Technique: in pediatric cataract surgery, buttoning-in of the optic into an adequately-centered posterior capsulorhexis opening has been described previously. This technique was further elaborated and applied as the standard technique in a large series of adult eyes. In general, the diameter aimed at was 5-6 mm for the anterior, and 4-5 mm for the posterior capsulorhexis. Between September 2004 and June 2007, 1000 consecutive cases have thus been performed and systematically evaluated. One hundred and fifty eyes additionally underwent extensive anterior LEC abrasion. Another sub-series investigated the option of further reducing capsular fibrosis by creating an anterior capsulorhexis larger than the optic.

Evaluation: special scrutiny was applied to detect postoperative vitreous entrapment. Regeneratory and fibrotic after-cataract formation were both meticulously followed-up. Postoperative pressure course, anterior segment inflammation, macular thickness and morphology, as well as axial optic stability and optic centration, were evaluated in intraindividual comparison studies.

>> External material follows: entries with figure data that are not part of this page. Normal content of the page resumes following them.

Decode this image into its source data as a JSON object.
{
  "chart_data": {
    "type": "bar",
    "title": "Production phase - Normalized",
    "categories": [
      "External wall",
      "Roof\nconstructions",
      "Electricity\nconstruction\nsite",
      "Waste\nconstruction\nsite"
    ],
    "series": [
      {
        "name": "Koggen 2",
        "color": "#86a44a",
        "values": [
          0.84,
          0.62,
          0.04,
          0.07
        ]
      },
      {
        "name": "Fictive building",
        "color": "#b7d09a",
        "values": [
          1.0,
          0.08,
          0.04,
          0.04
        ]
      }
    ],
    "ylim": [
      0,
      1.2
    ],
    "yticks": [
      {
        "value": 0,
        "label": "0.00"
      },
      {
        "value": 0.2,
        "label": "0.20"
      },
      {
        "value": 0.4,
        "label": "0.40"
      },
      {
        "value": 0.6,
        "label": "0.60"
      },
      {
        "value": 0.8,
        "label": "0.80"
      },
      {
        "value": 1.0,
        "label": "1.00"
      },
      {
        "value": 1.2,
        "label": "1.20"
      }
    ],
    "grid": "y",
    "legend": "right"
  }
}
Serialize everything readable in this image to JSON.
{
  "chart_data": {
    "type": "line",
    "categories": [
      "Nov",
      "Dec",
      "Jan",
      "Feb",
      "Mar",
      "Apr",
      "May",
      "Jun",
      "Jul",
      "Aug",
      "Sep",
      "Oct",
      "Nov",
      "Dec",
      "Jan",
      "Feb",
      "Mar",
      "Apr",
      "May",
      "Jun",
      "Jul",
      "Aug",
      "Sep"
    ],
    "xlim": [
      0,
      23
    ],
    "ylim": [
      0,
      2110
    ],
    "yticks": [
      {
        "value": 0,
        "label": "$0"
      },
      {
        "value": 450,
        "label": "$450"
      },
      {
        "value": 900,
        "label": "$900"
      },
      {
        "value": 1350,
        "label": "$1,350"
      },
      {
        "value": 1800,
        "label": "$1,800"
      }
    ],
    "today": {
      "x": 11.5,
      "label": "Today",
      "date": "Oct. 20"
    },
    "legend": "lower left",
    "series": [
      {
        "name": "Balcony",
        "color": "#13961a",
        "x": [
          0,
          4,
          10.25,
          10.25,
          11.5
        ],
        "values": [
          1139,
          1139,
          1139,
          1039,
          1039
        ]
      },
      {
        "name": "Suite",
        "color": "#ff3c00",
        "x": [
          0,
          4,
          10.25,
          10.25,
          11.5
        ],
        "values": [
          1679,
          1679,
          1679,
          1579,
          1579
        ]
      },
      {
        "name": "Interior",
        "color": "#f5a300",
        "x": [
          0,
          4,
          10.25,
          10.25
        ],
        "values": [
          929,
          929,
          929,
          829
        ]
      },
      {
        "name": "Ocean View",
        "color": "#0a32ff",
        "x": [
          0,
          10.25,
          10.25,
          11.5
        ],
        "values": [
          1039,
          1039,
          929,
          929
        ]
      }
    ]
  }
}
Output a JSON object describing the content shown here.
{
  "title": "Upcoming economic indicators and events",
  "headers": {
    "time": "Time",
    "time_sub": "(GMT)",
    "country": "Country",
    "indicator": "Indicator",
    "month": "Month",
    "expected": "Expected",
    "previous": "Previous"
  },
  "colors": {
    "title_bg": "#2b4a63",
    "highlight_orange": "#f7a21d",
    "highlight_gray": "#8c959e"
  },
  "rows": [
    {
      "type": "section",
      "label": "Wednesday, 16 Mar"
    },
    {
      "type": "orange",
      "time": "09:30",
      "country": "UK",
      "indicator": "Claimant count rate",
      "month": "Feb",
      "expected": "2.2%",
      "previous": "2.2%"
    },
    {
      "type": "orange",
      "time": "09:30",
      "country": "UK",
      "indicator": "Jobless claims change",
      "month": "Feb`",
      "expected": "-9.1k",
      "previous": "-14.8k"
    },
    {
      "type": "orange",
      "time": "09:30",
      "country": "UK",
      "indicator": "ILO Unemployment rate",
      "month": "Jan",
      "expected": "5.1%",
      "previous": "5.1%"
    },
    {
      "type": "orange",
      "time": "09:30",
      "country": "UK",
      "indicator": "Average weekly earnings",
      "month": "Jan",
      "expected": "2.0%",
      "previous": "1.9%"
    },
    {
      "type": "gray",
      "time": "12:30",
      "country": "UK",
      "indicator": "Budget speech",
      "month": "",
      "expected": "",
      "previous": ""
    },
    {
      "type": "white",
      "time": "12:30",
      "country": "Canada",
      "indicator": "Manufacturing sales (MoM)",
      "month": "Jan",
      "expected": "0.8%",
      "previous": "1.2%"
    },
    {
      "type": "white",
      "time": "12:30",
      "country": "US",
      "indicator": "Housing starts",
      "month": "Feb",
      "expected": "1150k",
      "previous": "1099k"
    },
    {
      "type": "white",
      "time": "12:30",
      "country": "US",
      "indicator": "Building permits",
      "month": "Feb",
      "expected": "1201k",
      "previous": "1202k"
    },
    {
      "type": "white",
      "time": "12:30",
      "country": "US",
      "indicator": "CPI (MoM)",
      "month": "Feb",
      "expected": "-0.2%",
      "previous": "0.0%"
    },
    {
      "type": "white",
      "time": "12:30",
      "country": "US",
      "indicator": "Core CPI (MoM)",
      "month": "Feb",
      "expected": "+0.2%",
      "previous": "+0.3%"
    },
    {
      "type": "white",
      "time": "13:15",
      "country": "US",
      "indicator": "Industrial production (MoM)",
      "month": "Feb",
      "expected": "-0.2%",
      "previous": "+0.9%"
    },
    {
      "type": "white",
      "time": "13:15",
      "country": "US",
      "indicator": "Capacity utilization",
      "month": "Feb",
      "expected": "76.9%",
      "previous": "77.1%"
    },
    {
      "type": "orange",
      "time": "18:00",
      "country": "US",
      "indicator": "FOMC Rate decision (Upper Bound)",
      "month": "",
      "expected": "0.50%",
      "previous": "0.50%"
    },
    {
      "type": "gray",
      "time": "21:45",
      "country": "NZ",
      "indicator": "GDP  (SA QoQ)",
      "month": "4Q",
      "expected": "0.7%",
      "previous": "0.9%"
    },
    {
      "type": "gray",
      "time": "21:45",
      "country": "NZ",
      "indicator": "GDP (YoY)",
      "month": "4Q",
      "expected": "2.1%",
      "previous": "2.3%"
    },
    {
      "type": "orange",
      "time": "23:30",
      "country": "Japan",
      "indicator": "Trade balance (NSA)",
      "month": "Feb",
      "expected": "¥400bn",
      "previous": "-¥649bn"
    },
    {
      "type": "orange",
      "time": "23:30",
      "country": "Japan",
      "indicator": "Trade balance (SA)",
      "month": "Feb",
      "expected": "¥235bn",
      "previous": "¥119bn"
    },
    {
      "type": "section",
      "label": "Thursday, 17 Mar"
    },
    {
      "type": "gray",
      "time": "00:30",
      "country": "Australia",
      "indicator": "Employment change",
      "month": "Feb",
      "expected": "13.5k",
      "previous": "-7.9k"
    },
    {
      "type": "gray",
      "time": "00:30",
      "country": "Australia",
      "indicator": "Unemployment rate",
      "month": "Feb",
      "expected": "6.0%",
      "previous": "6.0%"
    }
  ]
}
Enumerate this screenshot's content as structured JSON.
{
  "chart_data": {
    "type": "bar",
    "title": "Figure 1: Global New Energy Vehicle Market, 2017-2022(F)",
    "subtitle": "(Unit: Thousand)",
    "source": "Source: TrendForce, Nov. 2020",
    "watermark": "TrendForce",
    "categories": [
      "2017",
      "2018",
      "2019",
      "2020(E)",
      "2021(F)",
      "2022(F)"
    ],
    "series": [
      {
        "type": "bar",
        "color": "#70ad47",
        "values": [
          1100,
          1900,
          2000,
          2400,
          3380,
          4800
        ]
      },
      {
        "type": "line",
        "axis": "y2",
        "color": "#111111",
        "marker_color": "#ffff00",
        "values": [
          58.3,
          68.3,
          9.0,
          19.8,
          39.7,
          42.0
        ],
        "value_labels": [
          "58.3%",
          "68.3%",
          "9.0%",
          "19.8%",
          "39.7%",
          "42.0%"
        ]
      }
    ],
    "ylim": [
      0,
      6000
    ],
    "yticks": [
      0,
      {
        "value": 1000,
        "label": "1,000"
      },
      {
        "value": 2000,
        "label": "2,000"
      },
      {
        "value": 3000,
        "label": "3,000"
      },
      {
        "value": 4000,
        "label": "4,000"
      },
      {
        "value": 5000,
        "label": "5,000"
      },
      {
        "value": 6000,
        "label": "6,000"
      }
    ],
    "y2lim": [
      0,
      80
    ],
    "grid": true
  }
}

Results: A low rate of vitreous complications was found, which can be avoided by appropriate surgery. Vitreous entanglement occurred in six eyes, and vitreous herniation after PPCCC over-sizing in two. In three, anterior vitrectomy was performed. There was only one single case of retinal detachment-supposedly unrelated to the technique itself-and no case of cystoid macular edema. Retro-optical regenerate formation was completely abolished, while fibrosis was drastically reduced by the posterior capsule sandwiched in between the anterior LEC layer on the backside of the anterior capsule and the anterior optic surface, thereby blocking contact-mediated myofibroblastic LEC transdifferentiation. Additional capsular polishing further reduced residual fibrosis emerging from the anterior capsule contacting the optic adjacent to the haptic junction, as well as regeneratory LEC re-proliferation on the posterior capsule overlying the optic. Postoperative pressure course was almost identical to that found after standard in-the-bag implantation of the IOL, as was flare, and macular thickness and morphology. As opposed to bag-fixated IOLs, no axial movement of the optic was detected. IOL optics always perfectly centered even when the capsular opening was not optimally centered. Due to the exquisite stretchability and elasticity of the posterior capsule, the 6-mm IOL optic could safely be buttoned-in in a posterior capsulorhexis of 4 mm and smaller.

Conclusions: Posterior optic buttonholing (POBH) is a safe and effective technique which not only excludes retro-optical opacification, but also withholds capsular fibrosis by obviating direct contact between the anterior capsular leaf and the optic surface. Anterior LEC abrasion significantly reduced both the residual fibrosis and regeneratory LEC proliferation. Apart from pediatric cataract, POBH is currently recommended for eyes with pseudoexfoliation syndrome, high axial myopia, peripheral retinal disease, and multifocal IOL implantation. Toric IOLs and magnet-driven accommodative IOL systems are other potential applications. Generally, POBH holds promise for becoming a routine alternative to standard in-the-bag IOL implantation in the future.